Hintergrund: Modernisierte Buchführung

Die neoliberalen wirtschaftspolitischen Ratschläge stützen sich immer wieder auf ein Vorbild: die USA. Denn mit geringerer Arbeitslosigkeit und höherem Wirtschaftswachstum zeige die US-Ökonomie, wie man es machen sollte. Im Jahr 2004 wuchs sie um 4,2 Prozent zu – das BIP im Euroraum dagegen nur um zwei Prozent. Dafür betrug die Erwerbslosigkeit im Euroraum 8,9 Prozent, in den USA 5,5.

Hin und wieder auftretende Zweifel an der Aussagekraft der US-Statistiken prüfte nun Jochen Hartwig von der Eidgenössischen Technischen Hochschule in Zürich. Sein Ergebnis: Revisionen der US-Inflationsmessung seit 1997 überhöhen die ausgewiesene Wachstumsrate um wenigstens ein halbes Prozent pro Jahr.

Denn das Wirtschaftswachstum wird als Zunahme des realen Bruttoinlandsproduktes definiert. »Real« – weil die Effekte von Preissteigerungen herausgerechnet werden. Neben der Erfassung der wirtschaftlichen Daten in jeweils aktuellen Preisen spielt deshalb für die Angabe des Wirtschaftswachstums auch die Inflationsstatistik eine Rolle. Je höher die ausgewiesene Inflation, umso größer ist die Korrektur nach unten, die an den nominellen Wachstumsdaten vorgenommen wird.
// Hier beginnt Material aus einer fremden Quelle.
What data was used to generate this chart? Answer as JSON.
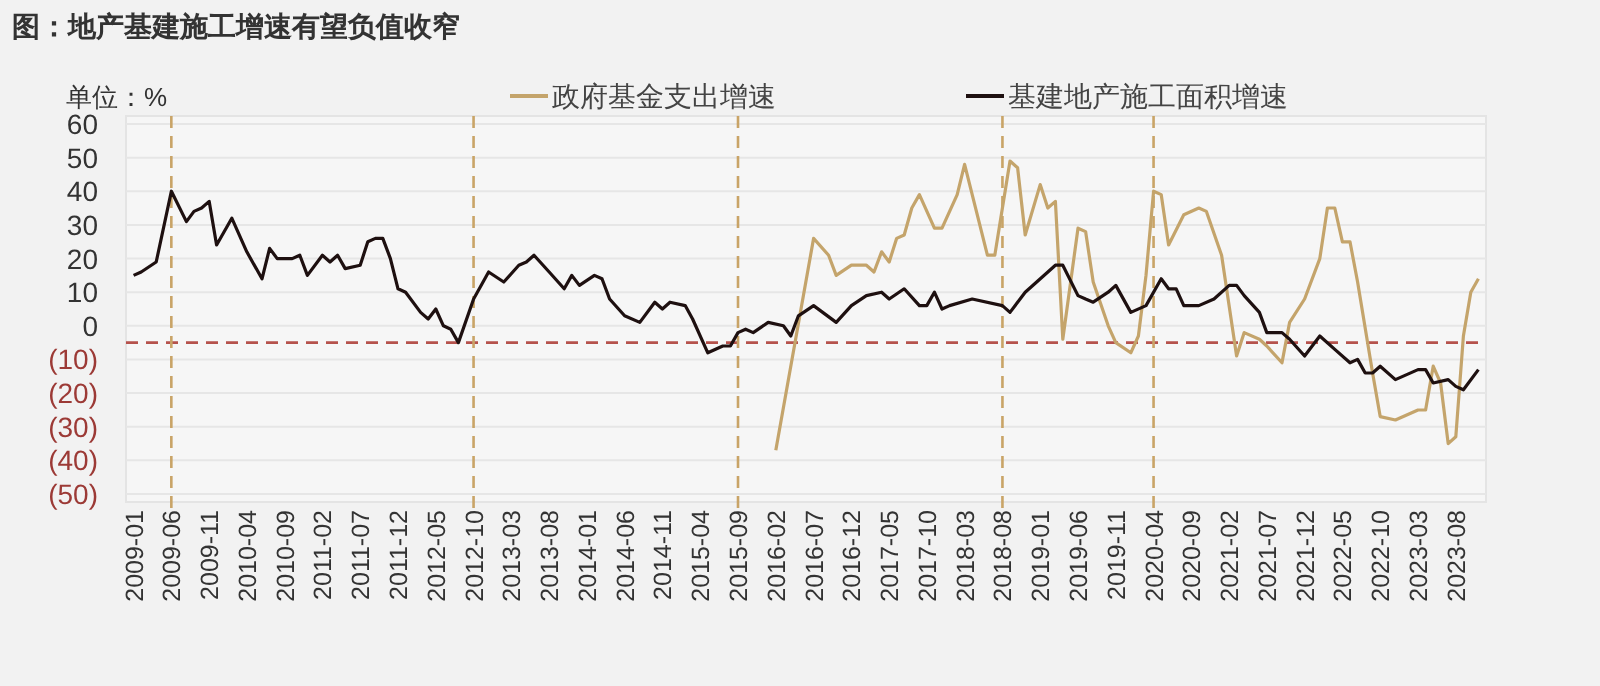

Mitte der 90er Jahre kam eine US-Kommission unter Michael Boskin zu dem Urteil, daß die üblichen Methoden der Erhebung des US-Verbraucherpreisindex (CPI) Qualitätssteigerungen und vor allem veränderte Verbrauchsmuster der Konsumenten nur unzureichend berücksichtigen. Der CPI weise deshalb eine zu hohe Preissteigerung aus. Entsprechende Veränderungen der Statistik führen seither zu einer geringeren Inflations- und damit zu einer höheren »realen« Wachstumsrate der US-Wirtschaft. Entscheidend für den internationalen Vergleich ist, daß diese Veränderungen zumeist in der EU nicht übernommen wurden und deshalb hier die Inflationsrate relativ höher, das Wirtschaftswachstum relativ niedriger angegeben wird.